The Lost Creek Designated Ground Water Basin (Lost Creek basin) is an important alluvial aquifer for irrigation, public supply, and domestic water uses in northeastern Colorado. Beginning in 2005, the U.S. Geological Survey, in cooperation with the Lost Creek Ground Water Management District and the Colorado Water Conservation Board, collected hydrologic data and constructed a steady-state numerical groundwater flow model of the Lost Creek basin. The model builds upon the work of previous investigators to provide an updated tool for simulating the potential effects of various hydrologic stresses on groundwater flow and evaluating possible aquifer-management strategies.
As part of model development, the thickness and extent of regolith sediments in the basin were mapped, and data were collected concerning aquifer recharge beneath native grassland, nonirrigated agricultural fields, irrigated agricultural fields, and ephemeral stream channels. The thickness and extent of regolith in the Lost Creek basin indicate the presence of a 2- to 7-mile-wide buried paleovalley that extends along the Lost Creek basin from south to north, where it joins the alluvial valley of the South Platte River valley. Regolith that fills the paleovalley is as much as about 190 ft thick. Average annual recharge from infiltration of precipitation on native grassland and nonirrigated agricultural fields was estimated by using the chloride mass-balance method to range from 0.1 to 0.6 inch, which represents about 1-4 percent of long-term average precipitation. Average annual recharge from infiltration of ephemeral streamflow was estimated by using apparent downward velocities of chloride peaks to range from 5.7 to 8.2 inches. Average annual recharge beneath irrigated agricultural fields was estimated by using passive-wick lysimeters and a water-balance approach to range from 0 to 11.3 inches, depending on irrigation method, soil type, crop type, and the net quantity of irrigation water applied. Estimated average annual recharge beneath irrigated agricultural fields represents about 0-43 percent of net irrigation.

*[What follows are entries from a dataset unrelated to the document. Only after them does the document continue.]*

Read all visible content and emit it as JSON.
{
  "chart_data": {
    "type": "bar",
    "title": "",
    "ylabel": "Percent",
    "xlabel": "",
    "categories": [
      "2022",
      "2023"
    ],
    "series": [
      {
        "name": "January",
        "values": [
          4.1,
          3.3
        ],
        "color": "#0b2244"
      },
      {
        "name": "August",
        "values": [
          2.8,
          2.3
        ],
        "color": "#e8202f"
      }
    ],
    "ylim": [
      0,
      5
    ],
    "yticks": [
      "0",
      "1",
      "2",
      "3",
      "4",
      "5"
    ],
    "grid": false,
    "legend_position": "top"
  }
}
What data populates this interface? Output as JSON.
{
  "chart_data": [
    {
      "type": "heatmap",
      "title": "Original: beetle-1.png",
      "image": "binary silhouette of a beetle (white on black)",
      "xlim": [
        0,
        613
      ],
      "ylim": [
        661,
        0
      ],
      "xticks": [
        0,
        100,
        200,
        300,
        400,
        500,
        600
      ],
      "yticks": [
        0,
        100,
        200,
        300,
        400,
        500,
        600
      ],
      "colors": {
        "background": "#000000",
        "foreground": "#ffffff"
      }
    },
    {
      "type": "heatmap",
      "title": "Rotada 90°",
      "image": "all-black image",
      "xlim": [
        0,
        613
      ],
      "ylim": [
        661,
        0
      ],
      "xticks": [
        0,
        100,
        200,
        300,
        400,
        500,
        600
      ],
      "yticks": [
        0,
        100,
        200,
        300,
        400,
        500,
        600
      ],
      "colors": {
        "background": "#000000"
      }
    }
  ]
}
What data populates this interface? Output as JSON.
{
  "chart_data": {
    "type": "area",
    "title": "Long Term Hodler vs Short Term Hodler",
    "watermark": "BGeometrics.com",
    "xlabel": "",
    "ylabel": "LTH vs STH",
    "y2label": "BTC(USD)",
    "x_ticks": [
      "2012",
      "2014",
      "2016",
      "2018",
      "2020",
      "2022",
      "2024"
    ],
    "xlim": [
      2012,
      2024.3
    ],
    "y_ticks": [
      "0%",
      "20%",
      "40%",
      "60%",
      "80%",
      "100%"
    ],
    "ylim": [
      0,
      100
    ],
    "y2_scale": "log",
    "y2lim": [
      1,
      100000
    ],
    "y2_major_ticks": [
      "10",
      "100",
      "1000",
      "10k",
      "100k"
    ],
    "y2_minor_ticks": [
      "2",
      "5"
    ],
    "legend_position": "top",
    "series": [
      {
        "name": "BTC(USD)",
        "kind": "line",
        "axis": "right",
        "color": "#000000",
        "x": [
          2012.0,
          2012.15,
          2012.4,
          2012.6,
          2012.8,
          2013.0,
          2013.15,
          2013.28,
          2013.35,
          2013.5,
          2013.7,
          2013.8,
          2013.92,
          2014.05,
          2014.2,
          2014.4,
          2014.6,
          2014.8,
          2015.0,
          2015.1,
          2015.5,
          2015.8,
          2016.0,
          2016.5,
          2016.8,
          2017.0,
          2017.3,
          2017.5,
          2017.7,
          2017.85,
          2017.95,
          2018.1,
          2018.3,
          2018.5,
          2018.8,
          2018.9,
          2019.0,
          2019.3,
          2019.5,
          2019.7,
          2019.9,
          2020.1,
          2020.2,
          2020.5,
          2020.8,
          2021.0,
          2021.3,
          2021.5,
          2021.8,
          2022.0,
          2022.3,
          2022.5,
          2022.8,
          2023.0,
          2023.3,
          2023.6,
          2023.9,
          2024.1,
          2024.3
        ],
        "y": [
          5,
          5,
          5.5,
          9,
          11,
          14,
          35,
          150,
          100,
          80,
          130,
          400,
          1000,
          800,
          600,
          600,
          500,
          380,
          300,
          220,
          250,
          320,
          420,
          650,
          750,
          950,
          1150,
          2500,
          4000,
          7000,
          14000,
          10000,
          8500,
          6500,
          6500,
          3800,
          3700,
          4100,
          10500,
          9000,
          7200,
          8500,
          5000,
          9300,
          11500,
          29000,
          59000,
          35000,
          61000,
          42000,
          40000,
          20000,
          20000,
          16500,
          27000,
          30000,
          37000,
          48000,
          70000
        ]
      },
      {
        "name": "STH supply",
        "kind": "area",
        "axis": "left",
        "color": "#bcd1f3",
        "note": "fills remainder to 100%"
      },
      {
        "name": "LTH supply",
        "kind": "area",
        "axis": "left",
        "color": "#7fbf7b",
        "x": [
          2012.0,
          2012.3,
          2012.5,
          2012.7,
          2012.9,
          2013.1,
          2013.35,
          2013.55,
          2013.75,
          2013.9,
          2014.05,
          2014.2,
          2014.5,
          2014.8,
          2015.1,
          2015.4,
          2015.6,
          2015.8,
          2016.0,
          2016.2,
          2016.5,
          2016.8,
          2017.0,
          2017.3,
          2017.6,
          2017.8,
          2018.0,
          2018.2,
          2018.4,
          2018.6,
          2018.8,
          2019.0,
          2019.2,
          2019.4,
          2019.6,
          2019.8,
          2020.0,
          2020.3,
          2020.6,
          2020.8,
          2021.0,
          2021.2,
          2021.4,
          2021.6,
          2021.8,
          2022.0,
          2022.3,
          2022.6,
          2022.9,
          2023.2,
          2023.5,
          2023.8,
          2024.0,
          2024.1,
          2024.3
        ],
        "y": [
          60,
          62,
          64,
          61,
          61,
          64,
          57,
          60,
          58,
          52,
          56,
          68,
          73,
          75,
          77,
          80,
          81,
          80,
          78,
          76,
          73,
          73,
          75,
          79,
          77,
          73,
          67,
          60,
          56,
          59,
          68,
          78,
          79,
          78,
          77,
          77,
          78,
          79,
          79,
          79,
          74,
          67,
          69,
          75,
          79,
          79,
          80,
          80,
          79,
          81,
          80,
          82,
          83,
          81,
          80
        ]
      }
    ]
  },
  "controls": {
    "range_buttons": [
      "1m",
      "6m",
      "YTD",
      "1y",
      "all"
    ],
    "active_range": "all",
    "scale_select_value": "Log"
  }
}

The U.S. Geological Survey modular groundwater modeling program, MODFLOW-2000, was used to develop a steady-state groundwater flow model of the Lost Creek basin. Groundwater in the basin is simulated generally to flow from the basin margins toward the center of the basin and northward along the paleovalley. The largest source of inflow to the model occurs from recharge beneath flood- and sprinkler-irrigated agricultural fields (14,510 acre-feet per year [acre-ft/yr]), which represents 39.7 percent of total simulated inflow. Other substantial sources of inflow to the model are recharge from precipitation and stream-channel infiltration in nonirrigated areas (13,810 acre-ft/yr) seepage from Olds Reservoir (4,280 acre-ft/yr), and subsurface inflow from ditches and irrigated fields outside the model domain (2,490 acre-ft/yr), which contribute 37.7, 11.7, and 6.8 percent, respectively, of total inflow. The largest outflow from the model occurs from irrigation well withdrawals (26,760 acre-ft/yr), which represent 73.2 percent of total outflow. Groundwater discharge (6,640 acre-ft/yr) at the downgradient end of the Lost Creek basin represents 18.2 percent of total outflow, and evapotranspiration (3,140 acre-ft/yr) represents about 8.6 percent of total outflow.